Reportage : Les gays de Singapour sous la menace d’une loi archaïque

A mesure que la très rigoureuse Singapour se transforme en capitale régionale de la nuit, les homosexuels se font de plus en plus accepter. Mais ils vivent encore sous la menace d’une loi répressive issue de l’ère coloniale, véritable épée de Damoclès.

La cour du bar à la lumière tamisée déborde de clients habillés au dernier cri, la plupart des hommes. Certains sont plongés dans des conversations, d’autres se déhanchent au son de la musique dansante, tandis que deux écrans plats géants diffusent des images de jeunes hommes torse nu au corps sculpté.

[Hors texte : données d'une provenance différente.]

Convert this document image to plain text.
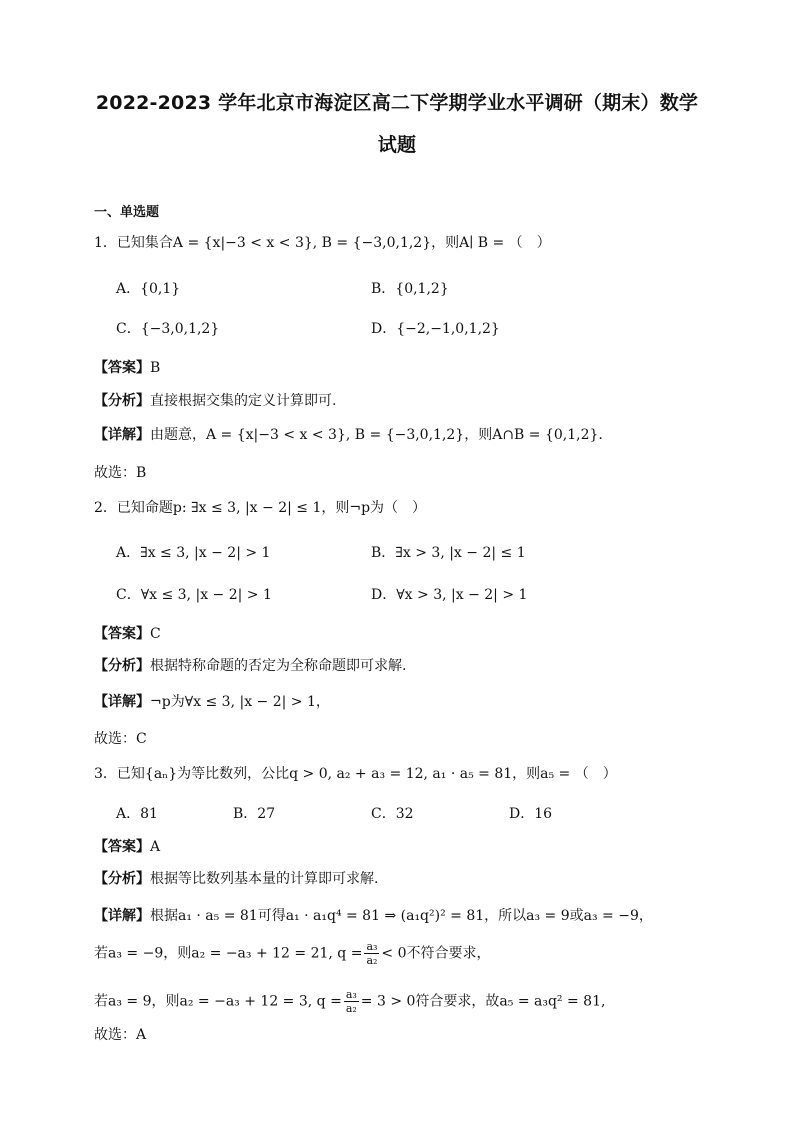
2022-2023 学年北京市海淀区高二下学期学业水平调研（期末）数学
试题
一、单选题
1．已知集合A = {x|−3 < x < 3}, B = {−3,0,1,2}，则A∣ B = （　）
A．{0,1}	B．{0,1,2}
C．{−3,0,1,2}	D．{−2,−1,0,1,2}
【答案】B
【分析】直接根据交集的定义计算即可.
【详解】由题意，A = {x|−3 < x < 3}, B = {−3,0,1,2}，则A∩B = {0,1,2}.
故选：B
2．已知命题p: ∃x ≤ 3, |x − 2| ≤ 1，则¬p为（　）
A．∃x ≤ 3, |x − 2| > 1	B．∃x > 3, |x − 2| ≤ 1
C．∀x ≤ 3, |x − 2| > 1	D．∀x > 3, |x − 2| > 1
【答案】C
【分析】根据特称命题的否定为全称命题即可求解.
【详解】¬p为∀x ≤ 3, |x − 2| > 1，
故选：C
3．已知{aₙ}为等比数列，公比q > 0, a₂ + a₃ = 12, a₁ · a₅ = 81，则a₅ = （　）
A．81	B．27	C．32	D．16
【答案】A
【分析】根据等比数列基本量的计算即可求解.
【详解】根据a₁ · a₅ = 81可得a₁ · a₁q⁴ = 81 ⇒ (a₁q²)² = 81，所以a₃ = 9或a₃ = −9，
若a₃ = −9，则a₂ = −a₃ + 12 = 21, $q = \frac{\text{a₃}}{\text{a₂}} < 0$不符合要求，
若a₃ = 9，则a₂ = −a₃ + 12 = 3, $q = \frac{\text{a₃}}{\text{a₂}} = 3 > 0$符合要求，故a₅ = a₃q² = 81,
故选：A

Bienvenue à Tanjong Pagar, le quartier gay de Singapour.

Contrairement à une opinion largement répandue, selon laquelle la cité-Etat serait aussi conservatrice qu’ennuyeuse, Singapour peut aujourd’hui se targuer d’être la capitale de la nuit d’Asie du Sud-Est, illuminée par ses nombreux bars, ses multiples boîtes et soirée branchées où la communauté gay trouve dorénavant sa place.

L’an dernier, le festival « Pink Dot » (« Le point rose »), défendant la liberté sexuelle, a rassemblé 15.000 personnes, soit six fois plus que lors de la première édition en 2009.

Mais, tandis que les mentalités évoluent, une loi que les gays estiment « archaïque », adoptée au XIXe siècle alors que Singapour était encore une colonie britannique, condamne toujours d’un maximum de deux ans de prison toute relation sexuelle entre hommes.

La loi n’est plus appliquée depuis longtemps mais elle représente une menace latente sous laquelle les homosexuels ne veulent plus vivre.

« Beaucoup ont peur d’appeler la police, quand ils sont victimes de vol, de violences ou de viol, car ils pourraient se retrouver poursuivis », souligne Gary Lim qui, avec son partenaire Kenneth Chee, ont lancé une procédure judiciaire contestant la constitutionnalité de la loi.

La Haute cour a rejeté la plainte du couple, estimant que l’abrogation de la loi dépendait du Parlement. Mais MM. Lim et Chee ont décidé de se pourvoir devant la Cour d’Appel, qui doit se prononcer en dernier ressort.

Une deuxième procédure judiciaire distincte est également en cours de traitement à la Haute cour.

La contestation grandissante a suscité une levée de boucliers au sein de l’Eglise.

« La famille est formée d’un père, d’une mère et d’enfants », avait estimé en janvier le pasteur Lawrence Khong, de l’Eglise baptiste de Singapour, qualifiant les recours de « menace imminente à ce socle de notre société ».

Les autorités assurent que la loi n’est plus appliquée et que les homosexuels n’ont rien à craindre. Mais elles estiment que la « Section 377A », comme elle est appelée, doit subsister, les Singapouriens n’étant pas encore prêts à son abrogation, selon le gouvernement.

« Le gouvernement considère probablement que le maintien de la 377A, sans l’appliquer, est un compromis politique, offrant une concession aux deux lobbies », explique Michael Hor, professeur de criminologie à l’Université nationale de Singapour (NUS).

Mais la communauté homosexuelle ne se satisfait pas de ce qu’elle considère comme une demi-measure.

La Section 377 A « ne criminalise pas les homosexuels mais justifie un large éventail de comportements abusifs tout en institutionnalisant la discrimination », estime Jean Chong, co-fondatrice de l’organisation de défense des lesbiennes Sayoni.

« Cela envoie le faux message selon lequel Singapour est rétrograde ».